By Robin Gericke, Staff Writer

Wilmore, “the town under the cross,” could become “the town under the water tower” if a religious freedom group from Wisconsin gets their way. The cross that stands atop the Wilmore water tower is being threatened by the Freedom from Religion Foundation (FFRF), an organization that serves to keep a separation between church and state.

Wilmore Mayor Harold Rainwater received an email on Sept. 29 from the FFRF asking the city to remove the cross, according to the Jessamine Journal. In the email, FFRF staff attorney Rebecca Market warned, “It is unlawful for Wilmore to display a patently religious symbol such as a Christian cross on public property.” Word about FFRF’s email soon spread. “I don’t know how it first got released to the media,” said Rainwater. He forwarded FFRF’s email to the city and legal counsel and three other city workers, but did not forward it to the media.

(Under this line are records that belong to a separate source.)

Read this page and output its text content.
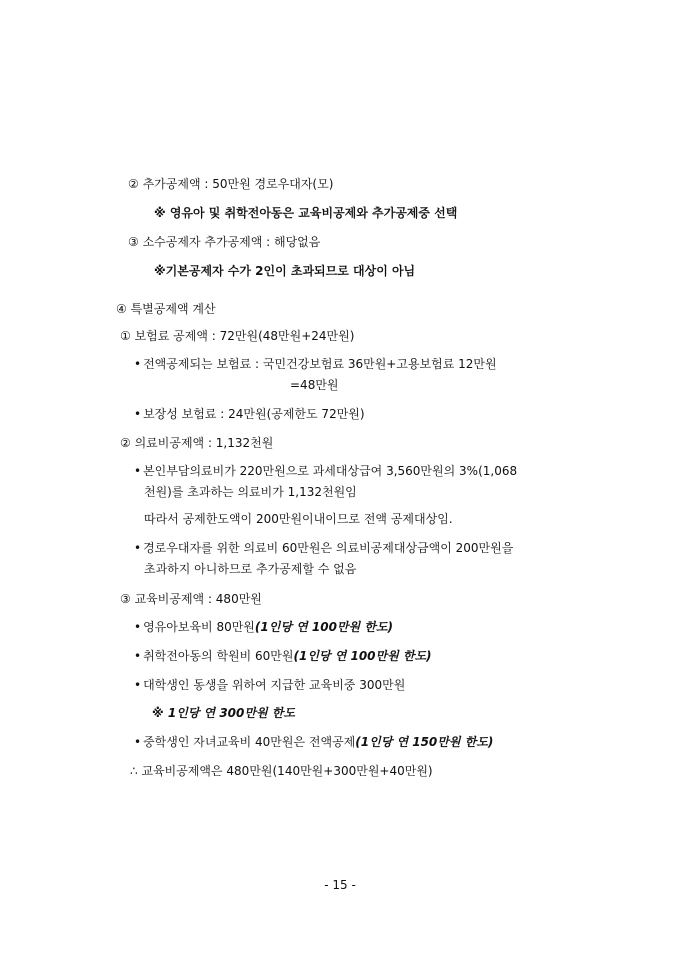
② 추가공제액 : 50만원 경로우대자(모)
※ 영유아 및 취학전아동은 교육비공제와 추가공제중 선택
③ 소수공제자 추가공제액 : 해당없음
※기본공제자 수가 2인이 초과되므로 대상이 아님
④ 특별공제액 계산
① 보험료 공제액 : 72만원(48만원+24만원)
• 전액공제되는 보험료 : 국민건강보험료 36만원+고용보험료 12만원
=48만원
• 보장성 보험료 : 24만원(공제한도 72만원)
② 의료비공제액 : 1,132천원
• 본인부담의료비가 220만원으로 과세대상급여 3,560만원의 3%(1,068
천원)를 초과하는 의료비가 1,132천원임
따라서 공제한도액이 200만원이내이므로 전액 공제대상임.
• 경로우대자를 위한 의료비 60만원은 의료비공제대상금액이 200만원을
초과하지 아니하므로 추가공제할 수 없음
③ 교육비공제액 : 480만원
• 영유아보육비 80만원(1인당 연 100만원 한도)
• 취학전아동의 학원비 60만원(1인당 연 100만원 한도)
• 대학생인 동생을 위하여 지급한 교육비중 300만원
※ 1인당 연 300만원 한도
• 중학생인 자녀교육비 40만원은 전액공제(1인당 연 150만원 한도)
∴ 교육비공제액은 480만원(140만원+300만원+40만원)
- 15 -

Although owned by the city, the water tower sits on Asbury’s campus. Asbury was the original owner of the water tower and placed the cross on the tower. When ownership of the tower and accompanying water system was transferred to the city in 1976, the contract included a stipulation that the cross be left in place. The electric bill for the cross is paid by Asbury, not the city. “When [the cross] was put there, Wilmore was called ‘the town under the cross.’ I think ‘the town under the cross’ is symbolic of Wilmore,” Rainwater said.

Rainwater seems surprised by the complaints. “In the 40 years I have been mayor, there have been no complaints about the cross,” he said. “The only complaint about the water town is when the lights burn out.” He is against removing the cross and said that people have contacted him to express their support of the cross. Two strong opinions of support he received were actually from atheists. One was a military person who said he fought on foreign grounds so citizens could have freedom of religion. The other person pointed out that believing in God and not believing in God are both faith-based religions. There is no such thing as freedom from religion.

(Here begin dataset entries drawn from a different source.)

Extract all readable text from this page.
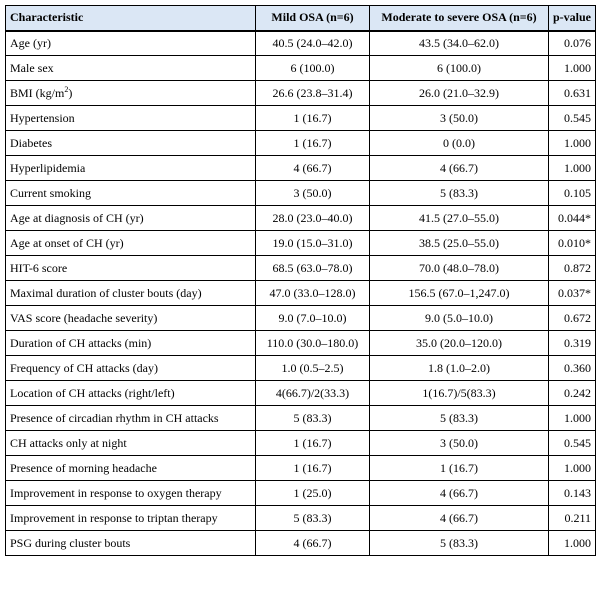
Characteristic	Mild OSA (n=6)	Moderate to severe OSA (n=6)	p-value
Age (yr)	40.5 (24.0–42.0)	43.5 (34.0–62.0)	0.076
Male sex	6 (100.0)	6 (100.0)	1.000
BMI $(kg/m^2)$	26.6 (23.8–31.4)	26.0 (21.0–32.9)	0.631
Hypertension	1 (16.7)	3 (50.0)	0.545
Diabetes	1 (16.7)	0 (0.0)	1.000
Hyperlipidemia	4 (66.7)	4 (66.7)	1.000
Current smoking	3 (50.0)	5 (83.3)	0.105
Age at diagnosis of CH (yr)	28.0 (23.0–40.0)	41.5 (27.0–55.0)	0.044*
Age at onset of CH (yr)	19.0 (15.0–31.0)	38.5 (25.0–55.0)	0.010*
HIT-6 score	68.5 (63.0–78.0)	70.0 (48.0–78.0)	0.872
Maximal duration of cluster bouts (day)	47.0 (33.0–128.0)	156.5 (67.0–1,247.0)	0.037*
VAS score (headache severity)	9.0 (7.0–10.0)	9.0 (5.0–10.0)	0.672
Duration of CH attacks (min)	110.0 (30.0–180.0)	35.0 (20.0–120.0)	0.319
Frequency of CH attacks (day)	1.0 (0.5–2.5)	1.8 (1.0–2.0)	0.360
Location of CH attacks (right/left)	4(66.7)/2(33.3)	1(16.7)/5(83.3)	0.242
Presence of circadian rhythm in CH attacks	5 (83.3)	5 (83.3)	1.000
CH attacks only at night	1 (16.7)	3 (50.0)	0.545
Presence of morning headache	1 (16.7)	1 (16.7)	1.000
Improvement in response to oxygen therapy	1 (25.0)	4 (66.7)	0.143
Improvement in response to triptan therapy	5 (83.3)	4 (66.7)	0.211
PSG during cluster bouts	4 (66.7)	5 (83.3)	1.000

FFRF has succeeded in challenges similar to this. The email recounted a 2011 case when FFRF sued the town of Whiteville, Tenn. which displayed a large cross on a water tower that was lit up at night. “Ultimately, the case settled and the town agreed to pay FFRF’s costs and legal fees, totaling $20,000, in a court case that need not ever have been filed,” Market wrote. “We wrote them a letter asking for the cross to be removed but were ignored.”

Dr. Neil Anderson, an Asbury Bible and Theology professor, doesn’t believe the cross should be removed from the water tower. “If I had any authority over the issue, I wouldn’t take that cross down. I don’t care whether it was a court order or what, I would not take it down. I don’t think that here in the United States that the kind of prejudice that we’re seeing expressed toward Christians and Christianity needs to be tolerated,” Anderson said. “I think the majority of people in the United States would like to see Christians stand up and say ‘No, we’re not going to take this anymore.’”

Every town has something they’re known for…I am proud of Wilmore being the town under the cross.

If legal action is taken, Rainwater acknowledged the city may be forced to remove the cross. However, he already has plans in mind to keep the cross raised. He said it’s possible the university would remount the cross on a nearby building. “Every town has something they’re known for. Some towns are known for their cheese or beer or the Derby, but I am proud of Wilmore being the town under the cross,” Rainwater said. “It is not a holy city or better than anywhere else, but to be known as the town under the cross is a high opportunity and a high blessing. I am proud to be the mayor of Wilmore. I was born here, I’m going to die here, and I will be buried here in Wilmore. I hope the cross is over it for all eternity.”